医師 3 年目以降,労働状況はさらに修羅の度合いが増してくる。大学院に入ろうものなら,「勉強中の身」という呪いが更に強くなり,その呪いが高度に結晶化すると「無給医」という呪縛霊,タタリ神になるのだ。無給医は「勉強中の身」なので休むことも許されず「無医」にもなる。もうこうなると現代の奴隷制度へ完全に組み込まれてしまうのだ。


無知が損をする世の中

先述の時間外手当の件でもそうだったように,そもそも不遇な扱いを知らないと勝手に損をさせられていることがある。この世の中は隙きあらばタダで労働者を使おうとしている。

給付金の類もそうだ。コロナ禍でさまざまな給付金が設定されているが,その多くは申請しないとはじまらない。つまり知らないとそもそも申請さえできないのだ。

無知なものはどんどん搾取されて損をするようにできている。


無知にサヨナラ! マネーリテラシーを磨こう

今までみてきたように,社会に出るということはあなたの資産(労働力も含めて)の防衛の日々でもある。世の中は隙きあらば給与支払いをちょろまかして不当にあなたの労働力を使おうとし,奪い取ろうとしてくる。マネーリテラシーをつけるということは,何も必要以上にお金を稼ごうということではない。自分の労働に対して適切な対価を受け取り,資産を守ろうということだ。

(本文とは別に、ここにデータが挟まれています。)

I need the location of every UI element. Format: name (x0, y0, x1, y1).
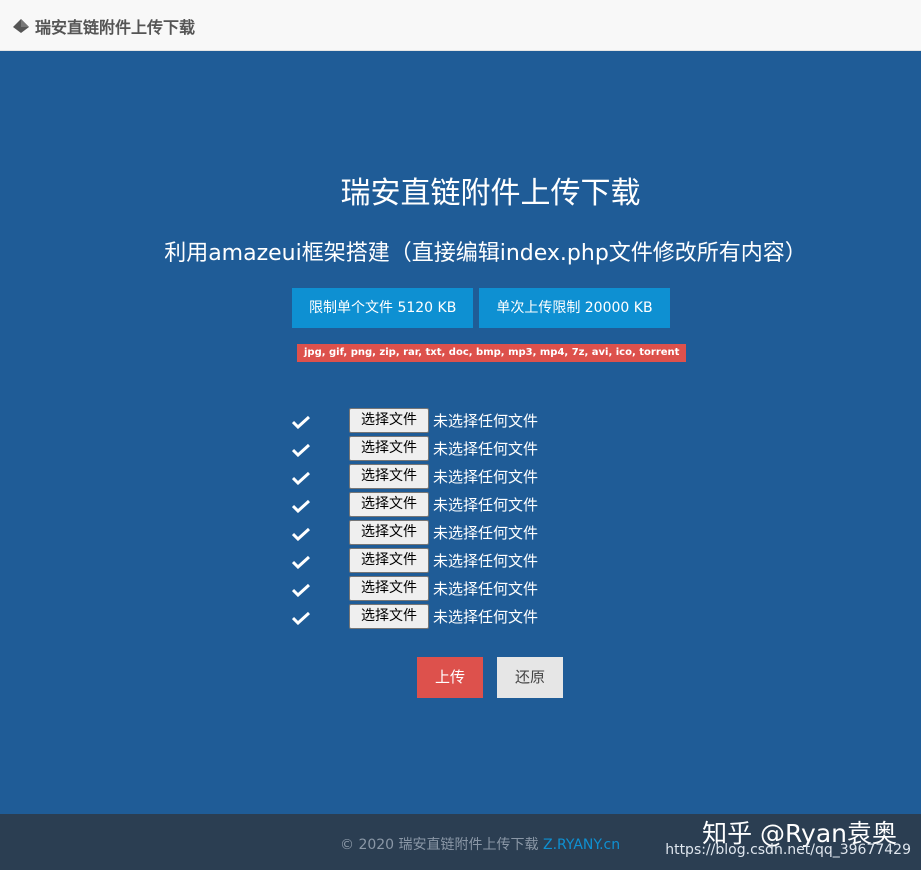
reset-button[interactable]: 还原 (497, 657, 563, 698)
check-icon (292, 415, 310, 429)
hero-panel: 瑞安直链附件上传下载 利用amazeui框架搭建（直接编辑index.php文件… (0, 51, 921, 814)
file-status: 未选择任何文件 (433, 496, 539, 514)
choose-file-button[interactable]: 选择文件 (349, 576, 429, 601)
file-row: 选择文件 未选择任何文件 (292, 407, 592, 435)
check-icon (292, 443, 310, 457)
file-status: 未选择任何文件 (433, 468, 539, 486)
check-icon (292, 583, 310, 597)
check-icon (292, 555, 310, 569)
footer-copyright: © 2020 瑞安直链附件上传下载 Z.RYANY.cn (340, 834, 620, 854)
choose-file-button[interactable]: 选择文件 (349, 492, 429, 517)
choose-file-button[interactable]: 选择文件 (349, 408, 429, 433)
file-status: 未选择任何文件 (433, 412, 539, 430)
single-file-limit-button[interactable]: 限制单个文件 5120 KB (292, 288, 474, 328)
form-actions: 上传 还原 (417, 657, 563, 698)
brand[interactable]: 瑞安直链附件上传下载 (12, 14, 195, 38)
file-row: 选择文件 未选择任何文件 (292, 547, 592, 575)
file-status: 未选择任何文件 (433, 608, 539, 626)
site-link[interactable]: Z.RYANY.cn (543, 837, 620, 853)
top-navbar: 瑞安直链附件上传下载 (0, 0, 921, 51)
limit-badges: 限制单个文件 5120 KB 单次上传限制 20000 KB (292, 288, 670, 328)
upload-button[interactable]: 上传 (417, 657, 483, 698)
choose-file-button[interactable]: 选择文件 (349, 604, 429, 629)
page-subtitle: 利用amazeui框架搭建（直接编辑index.php文件修改所有内容） (164, 241, 807, 266)
check-icon (292, 499, 310, 513)
choose-file-button[interactable]: 选择文件 (349, 520, 429, 545)
choose-file-button[interactable]: 选择文件 (349, 436, 429, 461)
file-status: 未选择任何文件 (433, 524, 539, 542)
check-icon (292, 611, 310, 625)
file-row: 选择文件 未选择任何文件 (292, 603, 592, 631)
check-icon (292, 471, 310, 485)
file-status: 未选择任何文件 (433, 552, 539, 570)
file-status: 未选择任何文件 (433, 580, 539, 598)
choose-file-button[interactable]: 选择文件 (349, 548, 429, 573)
file-row: 选择文件 未选择任何文件 (292, 519, 592, 547)
choose-file-button[interactable]: 选择文件 (349, 464, 429, 489)
file-status: 未选择任何文件 (433, 440, 539, 458)
file-input-list: 选择文件 未选择任何文件 选择文件 未选择任何文件 选择文件 未选择任何文件 选… (292, 407, 592, 631)
footer: © 2020 瑞安直链附件上传下载 Z.RYANY.cn 知乎 @Ryan袁奥 … (0, 814, 921, 870)
csdn-watermark: https://blog.csdn.net/qq_39677429 (665, 842, 911, 858)
brand-title: 瑞安直链附件上传下载 (35, 18, 196, 37)
check-icon (292, 527, 310, 541)
file-row: 选择文件 未选择任何文件 (292, 463, 592, 491)
allowed-types-badge: jpg, gif, png, zip, rar, txt, doc, bmp, … (297, 344, 687, 362)
file-row: 选择文件 未选择任何文件 (292, 435, 592, 463)
diamond-logo-icon (13, 19, 29, 33)
total-upload-limit-button[interactable]: 单次上传限制 20000 KB (479, 288, 670, 328)
copyright-text: © 2020 瑞安直链附件上传下载 (340, 837, 539, 853)
file-row: 选择文件 未选择任何文件 (292, 491, 592, 519)
file-row: 选择文件 未选择任何文件 (292, 575, 592, 603)
page-title: 瑞安直链附件上传下载 (340, 176, 641, 211)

あなたのことを守ってくれるのは医局でも,病院でも,厚労省でも,医師会でもなく,あなた自身しかいないのだ

あなたの人生には仕事以外にも,結婚,家庭,子育て,趣味などさまざまなイベントが詰まっている。人生を豊かにするためにも自分の資産を守る必要がある。そのためには,自分を知り(資産の IN/OUT バランス),世の中の仕組みを知り(法律や制度),そして資産を育てる方法(正しい投資法)を知ることだ。